Le 31 mai, le Parlement danois a adopté à la majorité l’interdiction de se couvrir le visage. Dans les faits, ce sujet a été abordé comme une interdiction de porter le niqab ou la burka.

L’interdiction, qui modifie le Code pénal danois, intervient après de nouvelles discussions qui se sont tenues en 2017 et 2018. La question de la criminalisation du port de la burka ou du niqab a été débattue en 2009 et 2010, mais la question s’était apaisée après qu’un rapport scientifique a mis en lumière qu’un maximum de 200 femmes portaient la burka ou le niqab au Danemark.

Il n’existe actuellement aucune jurisprudence ni aucun rapport indiquant si l’article modifié du Code pénal danois a déjà été utilisé. Son applicabilité a été considérablement limitée et ne s’applique pas lorsqu’un but légitime est invoqué.

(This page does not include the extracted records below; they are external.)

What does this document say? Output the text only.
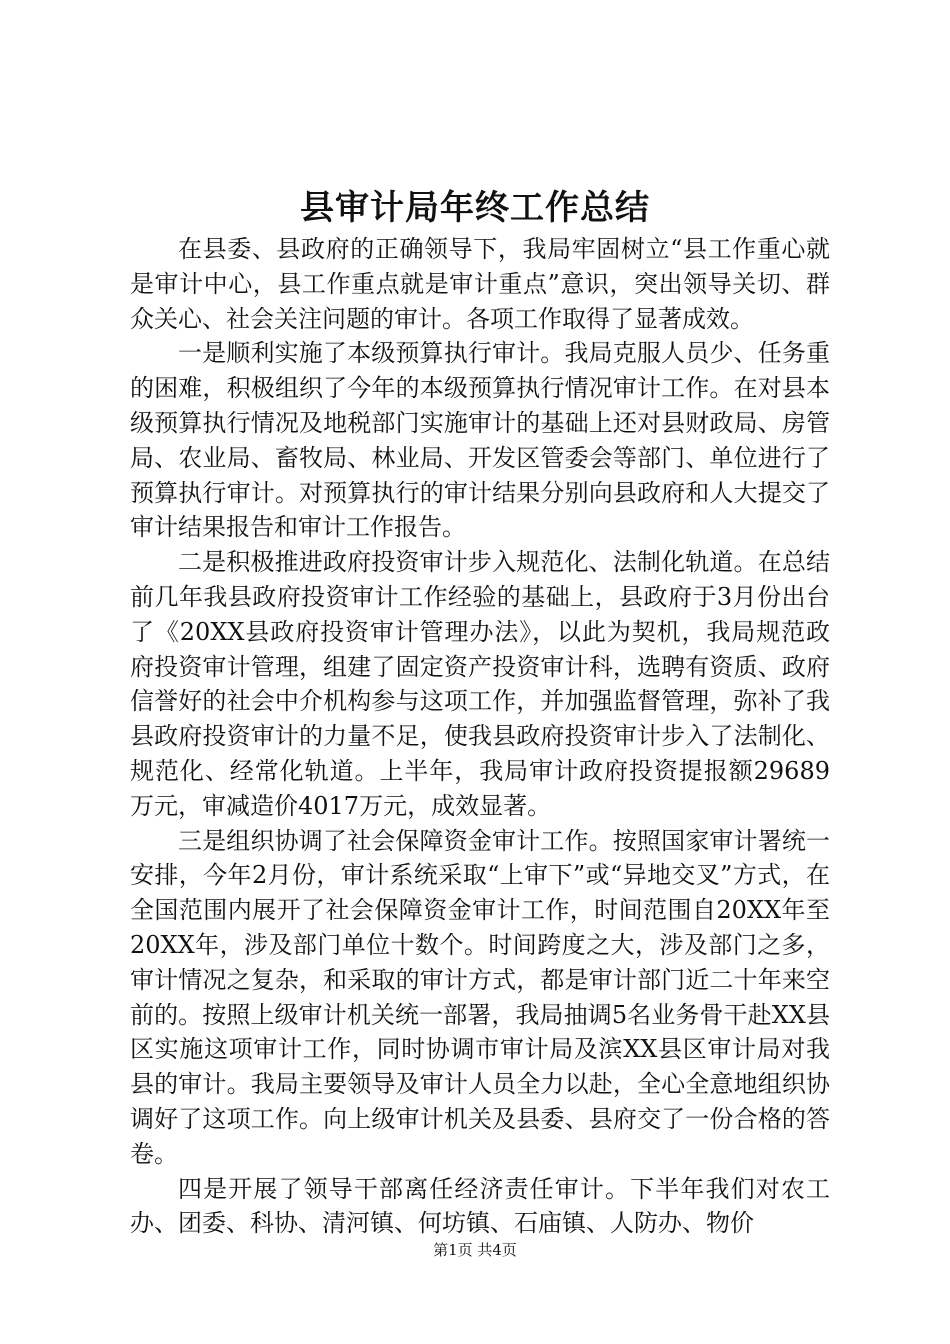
县审计局年终工作总结

在县委、县政府的正确领导下，我局牢固树立“县工作重心就是审计中心，县工作重点就是审计重点”意识，突出领导关切、群众关心、社会关注问题的审计。各项工作取得了显著成效。

一是顺利实施了本级预算执行审计。我局克服人员少、任务重的困难，积极组织了今年的本级预算执行情况审计工作。在对县本级预算执行情况及地税部门实施审计的基础上还对县财政局、房管局、农业局、畜牧局、林业局、开发区管委会等部门、单位进行了预算执行审计。对预算执行的审计结果分别向县政府和人大提交了审计结果报告和审计工作报告。

二是积极推进政府投资审计步入规范化、法制化轨道。在总结前几年我县政府投资审计工作经验的基础上，县政府于3月份出台了《20XX县政府投资审计管理办法》，以此为契机，我局规范政府投资审计管理，组建了固定资产投资审计科，选聘有资质、政府信誉好的社会中介机构参与这项工作，并加强监督管理，弥补了我县政府投资审计的力量不足，使我县政府投资审计步入了法制化、规范化、经常化轨道。上半年，我局审计政府投资提报额29689万元，审减造价4017万元，成效显著。

三是组织协调了社会保障资金审计工作。按照国家审计署统一安排，今年2月份，审计系统采取“上审下”或“异地交叉”方式，在全国范围内展开了社会保障资金审计工作，时间范围自20XX年至20XX年，涉及部门单位十数个。时间跨度之大，涉及部门之多，审计情况之复杂，和采取的审计方式，都是审计部门近二十年来空前的。按照上级审计机关统一部署，我局抽调5名业务骨干赴XX县区实施这项审计工作，同时协调市审计局及滨XX县区审计局对我县的审计。我局主要领导及审计人员全力以赴，全心全意地组织协调好了这项工作。向上级审计机关及县委、县府交了一份合格的答卷。

四是开展了领导干部离任经济责任审计。下半年我们对农工办、团委、科协、清河镇、何坊镇、石庙镇、人防办、物价

第1页 共4页
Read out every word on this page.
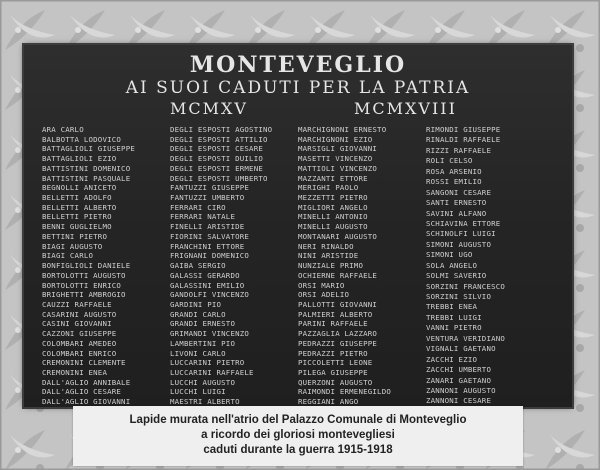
MONTEVEGLIO
AI SUOI CADUTI PER LA PATRIA
MCMXV	MCMXVIII
ARA CARLO
BALBOTTA LODOVICO
BATTAGLIOLI GIUSEPPE
BATTAGLIOLI EZIO
BATTISTINI DOMENICO
BATTISTINI PASQUALE
BEGNOLLI ANICETO
BELLETTI ADOLFO
BELLETTI ALBERTO
BELLETTI PIETRO
BENNI GUGLIELMO
BETTINI PIETRO
BIAGI AUGUSTO
BIAGI CARLO
BONFIGLIOLI DANIELE
BORTOLOTTI AUGUSTO
BORTOLOTTI ENRICO
BRIGHETTI AMBROGIO
CAUZZI RAFFAELE
CASARINI AUGUSTO
CASINI GIOVANNI
CAZZONI GIUSEPPE
COLOMBARI AMEDEO
COLOMBARI ENRICO
CREMONINI CLEMENTE
CREMONINI ENEA
DALL'AGLIO ANNIBALE
DALL'AGLIO CESARE
DALL'AGLIO GIOVANNI
DEGLI ESPOSTI AGOSTINO
DEGLI ESPOSTI ATTILIO
DEGLI ESPOSTI CESARE
DEGLI ESPOSTI DUILIO
DEGLI ESPOSTI ERMENE
DEGLI ESPOSTI UMBERTO
FANTUZZI GIUSEPPE
FANTUZZI UMBERTO
FERRARI CIRO
FERRARI NATALE
FINELLI ARISTIDE
FIORINI SALVATORE
FRANCHINI ETTORE
FRIGNANI DOMENICO
GAIBA SERGIO
GALASSI GERARDO
GALASSINI EMILIO
GANDOLFI VINCENZO
GARDINI PIO
GRANDI CARLO
GRANDI ERNESTO
GRIMANDI VINCENZO
LAMBERTINI PIO
LIVONI CARLO
LUCCARINI PIETRO
LUCCARINI RAFFAELE
LUCCHI AUGUSTO
LUCCHI LUIGI
MAESTRI ALBERTO
MARCHIGNONI ERNESTO
MARCHIGNONI EZIO
MARSIGLI GIOVANNI
MASETTI VINCENZO
MATTIOLI VINCENZO
MAZZANTI ETTORE
MERIGHI PAOLO
MEZZETTI PIETRO
MIGLIORI ANGELO
MINELLI ANTONIO
MINELLI AUGUSTO
MONTANARI AUGUSTO
NERI RINALDO
NINI ARISTIDE
NUNZIALE PRIMO
OCHIERNE RAFFAELE
ORSI MARIO
ORSI ADELIO
PALLOTTI GIOVANNI
PALMIERI ALBERTO
PARINI RAFFAELE
PAZZAGLIA LAZZARO
PEDRAZZI GIUSEPPE
PEDRAZZI PIETRO
PICCOLETTI LEONE
PILEGA GIUSEPPE
QUERZONI AUGUSTO
RAIMONDI ERMENEGILDO
REGGIANI ANGO
RIMONDI GIUSEPPE
RINALDI RAFFAELE
RIZZI RAFFAELE
ROLI CELSO
ROSA ARSENIO
ROSSI EMILIO
SANGONI CESARE
SANTI ERNESTO
SAVINI ALFANO
SCHIAVINA ETTORE
SCHINOLFI LUIGI
SIMONI AUGUSTO
SIMONI UGO
SOLA ANGELO
SOLMI SAVERIO
SORZINI FRANCESCO
SORZINI SILVIO
TREBBI ENEA
TREBBI LUIGI
VANNI PIETRO
VENTURA VERIDIANO
VIGNALI GAETANO
ZACCHI EZIO
ZACCHI UMBERTO
ZANARI GAETANO
ZANNONI AUGUSTO
ZANNONI CESARE
Lapide murata nell'atrio del Palazzo Comunale di Monteveglio
a ricordo dei gloriosi montevegliesi
caduti durante la guerra 1915-1918
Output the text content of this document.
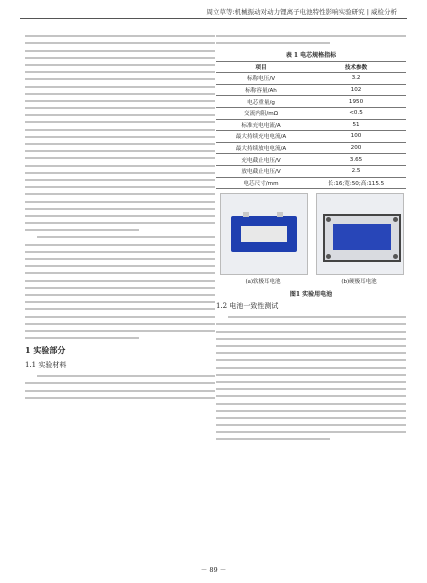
周立草等:机械振动对动力锂离子电池特性影响实验研究 | 威检分析
1 实验部分
1.1 实验材料
表 1 电芯规格指标
项目	技术参数
标称电压/V	3.2
标称容量/Ah	102
电芯重量/g	1950
交流内阻/mΩ	<0.5
标准充电电流/A	51
最大持续充电电流/A	100
最大持续放电电流/A	200
充电截止电压/V	3.65
放电截止电压/V	2.5
电芯尺寸/mm	长:16;宽:50;高:115.5
(a)软极耳电池	(b)硬极耳电池
图1 实验用电池
1.2 电池一致性测试
－ 89 －
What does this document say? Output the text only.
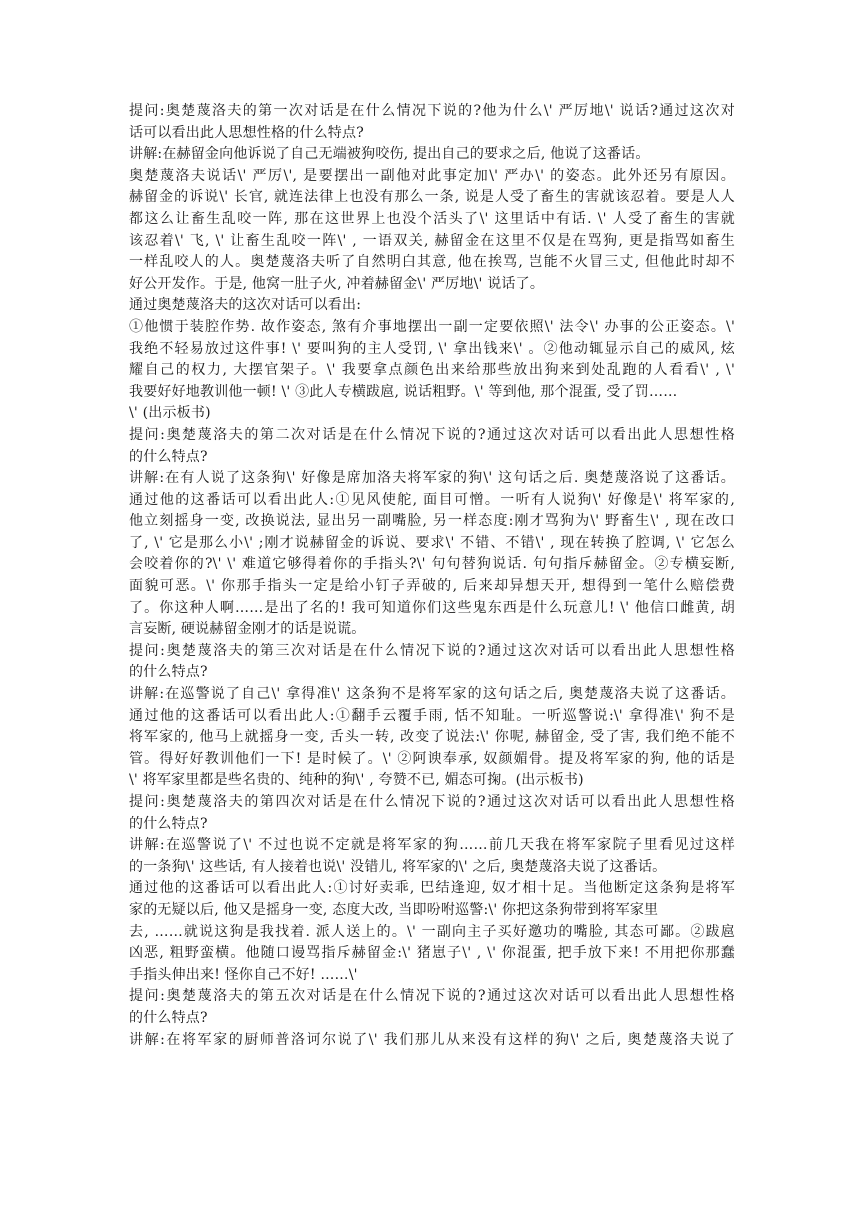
提问:奥楚蔑洛夫的第一次对话是在什么情况下说的?他为什么\' 严厉地\' 说话?通过这次对
话可以看出此人思想性格的什么特点?
讲解:在赫留金向他诉说了自己无端被狗咬伤, 提出自己的要求之后, 他说了这番话。
奥楚蔑洛夫说话\' 严厉\', 是要摆出一副他对此事定加\' 严办\' 的姿态。此外还另有原因。
赫留金的诉说\' 长官, 就连法律上也没有那么一条, 说是人受了畜生的害就该忍着。要是人人
都这么让畜生乱咬一阵, 那在这世界上也没个活头了\' 这里话中有话. \' 人受了畜生的害就
该忍着\' 飞, \' 让畜生乱咬一阵\' , 一语双关, 赫留金在这里不仅是在骂狗, 更是指骂如畜生
一样乱咬人的人。奥楚蔑洛夫听了自然明白其意, 他在挨骂, 岂能不火冒三丈, 但他此时却不
好公开发作。于是, 他窝一肚子火, 冲着赫留金\' 严厉地\' 说话了。
通过奥楚蔑洛夫的这次对话可以看出:
①他惯于装腔作势. 故作姿态, 煞有介事地摆出一副一定要依照\' 法令\' 办事的公正姿态。\'
我绝不轻易放过这件事! \' 要叫狗的主人受罚, \' 拿出钱来\' 。②他动辄显示自己的威风, 炫
耀自己的权力, 大摆官架子。\' 我要拿点颜色出来给那些放出狗来到处乱跑的人看看\' , \'
我要好好地教训他一顿! \' ③此人专横跋扈, 说话粗野。\' 等到他, 那个混蛋, 受了罚……
\' (出示板书)
提问:奥楚蔑洛夫的第二次对话是在什么情况下说的?通过这次对话可以看出此人思想性格
的什么特点?
讲解:在有人说了这条狗\' 好像是席加洛夫将军家的狗\' 这句话之后. 奥楚蔑洛说了这番话。
通过他的这番话可以看出此人:①见风使舵, 面目可憎。一听有人说狗\' 好像是\' 将军家的,
他立刻摇身一变, 改换说法, 显出另一副嘴脸, 另一样态度:刚才骂狗为\' 野畜生\' , 现在改口
了, \' 它是那么小\' ;刚才说赫留金的诉说、要求\' 不错、不错\' , 现在转换了腔调, \' 它怎么
会咬着你的?\' \' 难道它够得着你的手指头?\' 句句替狗说话. 句句指斥赫留金。②专横妄断,
面貌可恶。\' 你那手指头一定是给小钉子弄破的, 后来却异想天开, 想得到一笔什么赔偿费
了。你这种人啊……是出了名的! 我可知道你们这些鬼东西是什么玩意儿! \' 他信口雌黄, 胡
言妄断, 硬说赫留金刚才的话是说谎。
提问:奥楚蔑洛夫的第三次对话是在什么情况下说的?通过这次对话可以看出此人思想性格
的什么特点?
讲解:在巡警说了自己\' 拿得准\' 这条狗不是将军家的这句话之后, 奥楚蔑洛夫说了这番话。
通过他的这番话可以看出此人:①翻手云覆手雨, 恬不知耻。一听巡警说:\' 拿得准\' 狗不是
将军家的, 他马上就摇身一变, 舌头一转, 改变了说法:\' 你呢, 赫留金, 受了害, 我们绝不能不
管。得好好教训他们一下! 是时候了。\' ②阿谀奉承, 奴颜媚骨。提及将军家的狗, 他的话是
\' 将军家里都是些名贵的、纯种的狗\' , 夸赞不已, 媚态可掬。(出示板书)
提问:奥楚蔑洛夫的第四次对话是在什么情况下说的?通过这次对话可以看出此人思想性格
的什么特点?
讲解:在巡警说了\' 不过也说不定就是将军家的狗……前几天我在将军家院子里看见过这样
的一条狗\' 这些话, 有人接着也说\' 没错儿, 将军家的\' 之后, 奥楚蔑洛夫说了这番话。
通过他的这番话可以看出此人:①讨好卖乖, 巴结逢迎, 奴才相十足。当他断定这条狗是将军
家的无疑以后, 他又是摇身一变, 态度大改, 当即吩咐巡警:\' 你把这条狗带到将军家里
去, ……就说这狗是我找着. 派人送上的。\' 一副向主子买好邀功的嘴脸, 其态可鄙。②跋扈
凶恶, 粗野蛮横。他随口谩骂指斥赫留金:\' 猪崽子\' , \' 你混蛋, 把手放下来! 不用把你那蠢
手指头伸出来! 怪你自己不好! ……\'
提问:奥楚蔑洛夫的第五次对话是在什么情况下说的?通过这次对话可以看出此人思想性格
的什么特点?
讲解:在将军家的厨师普洛诃尔说了\' 我们那儿从来没有这样的狗\' 之后, 奥楚蔑洛夫说了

Le projet de loi qui modifie l’article 134 (c) du Code pénal danois se présente désormais comme ceci :

« § 134 (c). Tout port d’un vêtement qui dissimule le visage d’une personne dans un lieu public est passible d’amende. Sous-article 2. L’interdiction visée au premier paragraphe ne s’applique pas si le vêtement dissimule le visage dans un but légitime. » (cf. projet de loi commenté, en danois).

Le ministère de la Justice explique l’applicabilité de l’interdiction en ce qui concerne le « but légitime », notamment dans les commentaires du projet de loi.

« 3.2.3. L’interdiction de porter un vêtement qui dissimule le visage ne s’applique pas si cette dissimulation sert un objectif crédible.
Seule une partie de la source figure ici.